Qui étaient ces dieux déplaçaient les hommes comme des robots et chantaient des épopées par leur bouche ? C’était des voix dont le discours et les instructions étaient perçus avec autant de clarté par les héros de L’Illiade, que celles qu’entendent certains épileptiques ou schizophrènes, ou que les voix entendues par Jeanne d’Arc. Les dieux étaient des organisations du système nerveux central, et peuvent être considérés comme des personae dans le sens où ils présentaient une grande cohérence à travers le temps, où ils étaient des amalgames d’images parentales et admonitoires. Le dieu est une partie de l’homme, et le fait que les dieux ne s’écartent jamais des lois naturelles s’accorde tout à fait avec cette conception. Les dieux grecs ne peuvent rien créer à partir de rien, contrairement aux dieux hébreux de la Genèse. Dans la relation entre le dieu et le héros, il y a les mêmes échanges de politesse, les mêmes émotions, les mêmes tentatives de convaincre que celles qu’on pourrait rencontrer entre deux personnes. Le dieu grec ne s’avance jamais au milieu de la foudre, n’engendre jamais de vénération craintive ni de peur chez le héros, et il est aussi éloigné du dieu exagérément pompeux de Job qu’il est possible. Il se contente de guider, de conseiller et de commander. Il ne demande pas l’humilité ni même l’amour, et exige peu de reconnaissance. (...). Les dieux sont ce qu’on appelle maintenant des hallucinations. Ils ne sont vus ou entendus en général que par les héros auxquels ils s’adressent en particulier.

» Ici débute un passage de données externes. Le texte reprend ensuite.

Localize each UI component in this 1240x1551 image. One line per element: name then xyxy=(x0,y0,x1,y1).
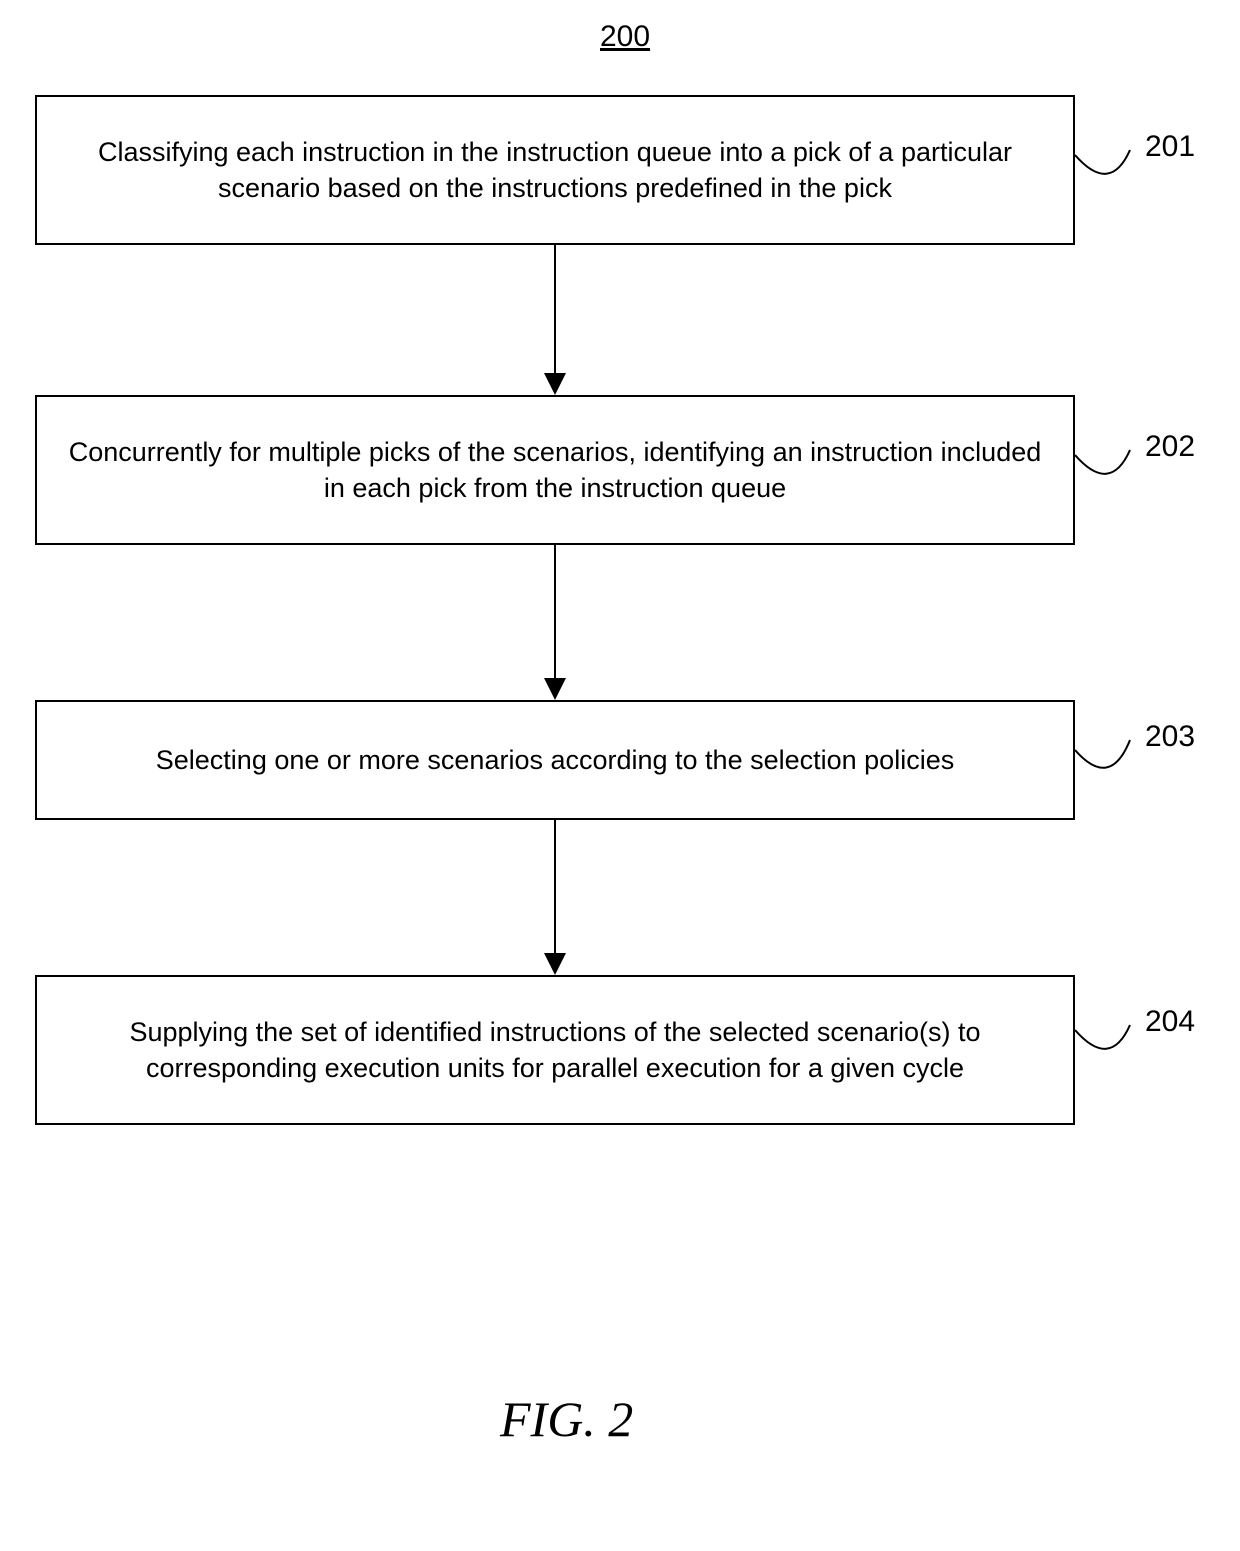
step-204-label: 204 xyxy=(1145,1005,1195,1039)
step-201-text: Classifying each instruction in the inst… xyxy=(67,134,1043,207)
figure-number: 200 xyxy=(600,20,650,54)
step-201-label: 201 xyxy=(1145,130,1195,164)
step-202-text: Concurrently for multiple picks of the s… xyxy=(67,434,1043,507)
step-204-text: Supplying the set of identified instruct… xyxy=(67,1014,1043,1087)
step-203-text: Selecting one or more scenarios accordin… xyxy=(156,742,954,778)
step-202: Concurrently for multiple picks of the s… xyxy=(35,395,1075,545)
step-201: Classifying each instruction in the inst… xyxy=(35,95,1075,245)
step-204: Supplying the set of identified instruct… xyxy=(35,975,1075,1125)
figure-caption: FIG. 2 xyxy=(500,1390,633,1448)
step-203-label: 203 xyxy=(1145,720,1195,754)
figure-canvas: 200 Classifying each instruction in the … xyxy=(0,0,1240,1551)
step-203: Selecting one or more scenarios accordin… xyxy=(35,700,1075,820)
step-202-label: 202 xyxy=(1145,430,1195,464)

Au moment où le dieu cesse d’être vu, il devient loi... La Bible est le livre du désir nostalgique et angoissé d’un peuple subjectivement conscient de retrouver sa bicaméralité perdue.
La plupart d’entre nous retombent dans ce qui se rapproche de l’esprit bicaméral proprement dit, à un moment ou un autre de notre vie : pour certains, il s’agit seulement de quelques moments où nous ne pouvons pas penser, où nous entendons des voix ; pour d’autres, en revanche, qui ont des systèmes dopaminergiques hyperactifs, ou qui n’ont pas d’enzymes réduisant facilement les produits biochimiques d’un stress permanent en une forme éjectable, il s’agit d’une expérience plus éprouvante ; si on peut appeler cela une expérience. Nous entendons des voix impérieuses qui nous critiquent et nous disent ce que nous devons faire.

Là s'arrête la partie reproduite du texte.